Many individuals infected with the types of HPV that cause genital warts do not develop any symptoms. In some people, warts will develop within 1 – 8 months on the vulva, cervix, penis, scrotum, anus, or in the urethra. It is also possible that someone could carry the virus for many years before developing symptoms. Therefore, it is often impossible to determine exactly when and from whom someone contracted the virus. Genital warts typically appear as small, soft, flesh-colored growths, with a cauliflower-like appearance. The size and number of warts will vary from person to person and within an individual there may be one or several outbreaks over time. Genital warts are diagnosed through a visual inspection by a doctor. There are currently no tests available in Nova Scotia that can tell someone who doesn’t have symptoms if they are carrying the strains of HPV that cause genital warts. Other symptoms may include itchiness, discomfort during intercourse, and bleeding with intercourse. During pregnancy, warts may increase in size and number, then regress/resolve after delivery.

As noted above, some strains of HPV can cause cell changes that may lead to cancer. For this reason, it is very important for women who are sexually active to get regular Pap tests. Pap tests look for changes in the cervical cells that could potentially turn into cancer. Some strains of HPV can lead to other types of cancer, such as penile, anal, and oropharyngeal (throat). Unfortunately, in Nova Scotia, we do not have screening tests available for these types (e.g., anal pap).


Genital warts can be treated with liquid nitrogen that is applied to the bump(s). Someone with genital warts may be required to come for treatment once a week for 6-12 weeks, or they may only need to come for 1-2 treatments. How many treatments someone requires will depend on the severity of the outbreak. Someone may also choose not to receive treatment. Research has shown that up to 70% of people infected with HPV will clear the virus on their own within the first year, and up to 90% will clear the virus within the first two years (Center for Disease Control, 2004).
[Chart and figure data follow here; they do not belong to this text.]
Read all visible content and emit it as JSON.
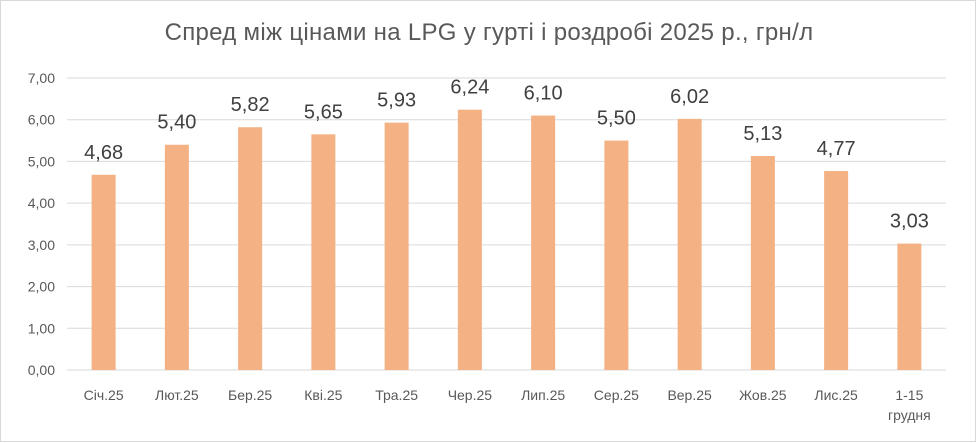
{
  "colors": {
    "bar": "#F4B183",
    "grid": "#D9D9D9",
    "axis_text": "#595959",
    "label_text": "#404040"
  },
  "chart_data": {
    "type": "bar",
    "title": "Спред між цінами на LPG у гурті і роздробі  2025 р., грн/л",
    "xlabel": "",
    "ylabel": "",
    "ylim": [
      0,
      7
    ],
    "ytick_step": 1,
    "ytick_labels": [
      "0,00",
      "1,00",
      "2,00",
      "3,00",
      "4,00",
      "5,00",
      "6,00",
      "7,00"
    ],
    "grid": true,
    "legend": "none",
    "categories": [
      "Січ.25",
      "Лют.25",
      "Бер.25",
      "Кві.25",
      "Тра.25",
      "Чер.25",
      "Лип.25",
      "Сер.25",
      "Вер.25",
      "Жов.25",
      "Лис.25",
      "1-15 грудня"
    ],
    "values": [
      4.68,
      5.4,
      5.82,
      5.65,
      5.93,
      6.24,
      6.1,
      5.5,
      6.02,
      5.13,
      4.77,
      3.03
    ],
    "value_labels": [
      "4,68",
      "5,40",
      "5,82",
      "5,65",
      "5,93",
      "6,24",
      "6,10",
      "5,50",
      "6,02",
      "5,13",
      "4,77",
      "3,03"
    ]
  }
}
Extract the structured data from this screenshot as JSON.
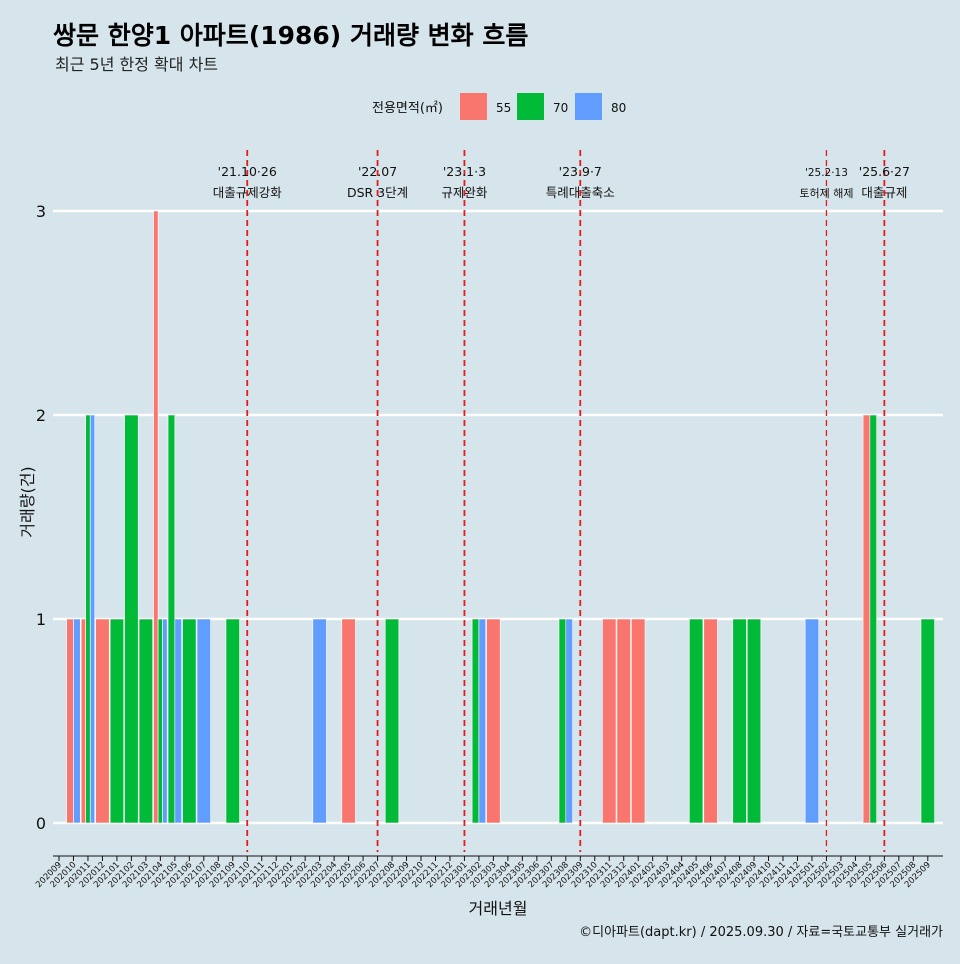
{
  "chart_data": {
    "type": "bar",
    "title": "쌍문 한양1 아파트(1986) 거래량 변화 흐름",
    "subtitle": "최근 5년 한정 확대 차트",
    "xlabel": "거래년월",
    "ylabel": "거래량(건)",
    "ylim": [
      0,
      3
    ],
    "yticks": [
      "0",
      "1",
      "2",
      "3"
    ],
    "caption": "©디아파트(dapt.kr) / 2025.09.30 / 자료=국토교통부 실거래가",
    "legend": {
      "title": "전용면적(㎡)",
      "position": "top",
      "entries": [
        {
          "label": "55",
          "color": "#f8766d"
        },
        {
          "label": "70",
          "color": "#00ba38"
        },
        {
          "label": "80",
          "color": "#619cff"
        }
      ]
    },
    "categories": [
      "202009",
      "202010",
      "202011",
      "202012",
      "202101",
      "202102",
      "202103",
      "202104",
      "202105",
      "202106",
      "202107",
      "202108",
      "202109",
      "202110",
      "202111",
      "202112",
      "202201",
      "202202",
      "202203",
      "202204",
      "202205",
      "202206",
      "202207",
      "202208",
      "202209",
      "202210",
      "202211",
      "202212",
      "202301",
      "202302",
      "202303",
      "202304",
      "202305",
      "202306",
      "202307",
      "202308",
      "202309",
      "202310",
      "202311",
      "202312",
      "202401",
      "202402",
      "202403",
      "202404",
      "202405",
      "202406",
      "202407",
      "202408",
      "202409",
      "202410",
      "202411",
      "202412",
      "202501",
      "202502",
      "202503",
      "202504",
      "202505",
      "202506",
      "202507",
      "202508",
      "202509"
    ],
    "bars": [
      {
        "month": "202010",
        "series": [
          {
            "area": "55",
            "value": 1
          },
          {
            "area": "80",
            "value": 1
          }
        ]
      },
      {
        "month": "202011",
        "series": [
          {
            "area": "55",
            "value": 1
          },
          {
            "area": "70",
            "value": 2
          },
          {
            "area": "80",
            "value": 2
          }
        ]
      },
      {
        "month": "202012",
        "series": [
          {
            "area": "55",
            "value": 1
          }
        ]
      },
      {
        "month": "202101",
        "series": [
          {
            "area": "70",
            "value": 1
          }
        ]
      },
      {
        "month": "202102",
        "series": [
          {
            "area": "70",
            "value": 2
          }
        ]
      },
      {
        "month": "202103",
        "series": [
          {
            "area": "70",
            "value": 1
          }
        ]
      },
      {
        "month": "202104",
        "series": [
          {
            "area": "55",
            "value": 3
          },
          {
            "area": "70",
            "value": 1
          },
          {
            "area": "80",
            "value": 1
          }
        ]
      },
      {
        "month": "202105",
        "series": [
          {
            "area": "70",
            "value": 2
          },
          {
            "area": "80",
            "value": 1
          }
        ]
      },
      {
        "month": "202106",
        "series": [
          {
            "area": "70",
            "value": 1
          }
        ]
      },
      {
        "month": "202107",
        "series": [
          {
            "area": "80",
            "value": 1
          }
        ]
      },
      {
        "month": "202109",
        "series": [
          {
            "area": "70",
            "value": 1
          }
        ]
      },
      {
        "month": "202203",
        "series": [
          {
            "area": "80",
            "value": 1
          }
        ]
      },
      {
        "month": "202205",
        "series": [
          {
            "area": "55",
            "value": 1
          }
        ]
      },
      {
        "month": "202208",
        "series": [
          {
            "area": "70",
            "value": 1
          }
        ]
      },
      {
        "month": "202302",
        "series": [
          {
            "area": "70",
            "value": 1
          },
          {
            "area": "80",
            "value": 1
          }
        ]
      },
      {
        "month": "202303",
        "series": [
          {
            "area": "55",
            "value": 1
          }
        ]
      },
      {
        "month": "202308",
        "series": [
          {
            "area": "70",
            "value": 1
          },
          {
            "area": "80",
            "value": 1
          }
        ]
      },
      {
        "month": "202311",
        "series": [
          {
            "area": "55",
            "value": 1
          }
        ]
      },
      {
        "month": "202312",
        "series": [
          {
            "area": "55",
            "value": 1
          }
        ]
      },
      {
        "month": "202401",
        "series": [
          {
            "area": "55",
            "value": 1
          }
        ]
      },
      {
        "month": "202405",
        "series": [
          {
            "area": "70",
            "value": 1
          }
        ]
      },
      {
        "month": "202406",
        "series": [
          {
            "area": "55",
            "value": 1
          }
        ]
      },
      {
        "month": "202408",
        "series": [
          {
            "area": "70",
            "value": 1
          }
        ]
      },
      {
        "month": "202409",
        "series": [
          {
            "area": "70",
            "value": 1
          }
        ]
      },
      {
        "month": "202501",
        "series": [
          {
            "area": "80",
            "value": 1
          }
        ]
      },
      {
        "month": "202505",
        "series": [
          {
            "area": "55",
            "value": 2
          },
          {
            "area": "70",
            "value": 2
          }
        ]
      },
      {
        "month": "202509",
        "series": [
          {
            "area": "70",
            "value": 1
          }
        ]
      }
    ],
    "annotations": [
      {
        "month": "202110",
        "date": "'21.10·26",
        "label": "대출규제강화",
        "small": false
      },
      {
        "month": "202207",
        "date": "'22.07",
        "label": "DSR 3단계",
        "small": false
      },
      {
        "month": "202301",
        "date": "'23.1·3",
        "label": "규제완화",
        "small": false
      },
      {
        "month": "202309",
        "date": "'23.9·7",
        "label": "특례대출축소",
        "small": false
      },
      {
        "month": "202502",
        "date": "'25.2·13",
        "label": "토허제 해제",
        "small": true
      },
      {
        "month": "202506",
        "date": "'25.6·27",
        "label": "대출규제",
        "small": false
      }
    ]
  }
}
There is a vaccine available for young women and men in Canada that may help to prevent infections caused by 4 types of HPV. It is called GARDASIL and is most highly recommended for individuals aged 9-26 who have not had sex. GARDASIL may help prevent cervical cancer, vulvar/vaginal cancers, cervical dysplasia, and genital warts. However, like any vaccine, it comes with its own risks; therefore, if you are interested in receiving GARDASIL, it is important for you to have a discussion with your doctor to see if this is a safe and useful option for you.

Because of the complex nature of this infection, some people may find it helpful to talk to a health care practitioner or a counselor about the potential impact on their sexual well-being. This may include issues such as depression or challenges within sexual relationships.


Yes. Untreated HPV can lead to cervical, vulvar, vaginal, anal, penile, and other cancers (although – as noted above – the types of HPV that cause genital warts are not the same types that can lead to cancer). It can also lead to blockage of the urethra or vaginal opening. In chronic cases, untreated HPV may lead to emotional issues such as depression and/or sexual dysfunction. We have wonderful nurses, doctors, and a sexuality counselor at HSHC that can help you work through these issues so that you can feel good about yourself sexually and learn ways to talk about HPV with your sexual partner(s).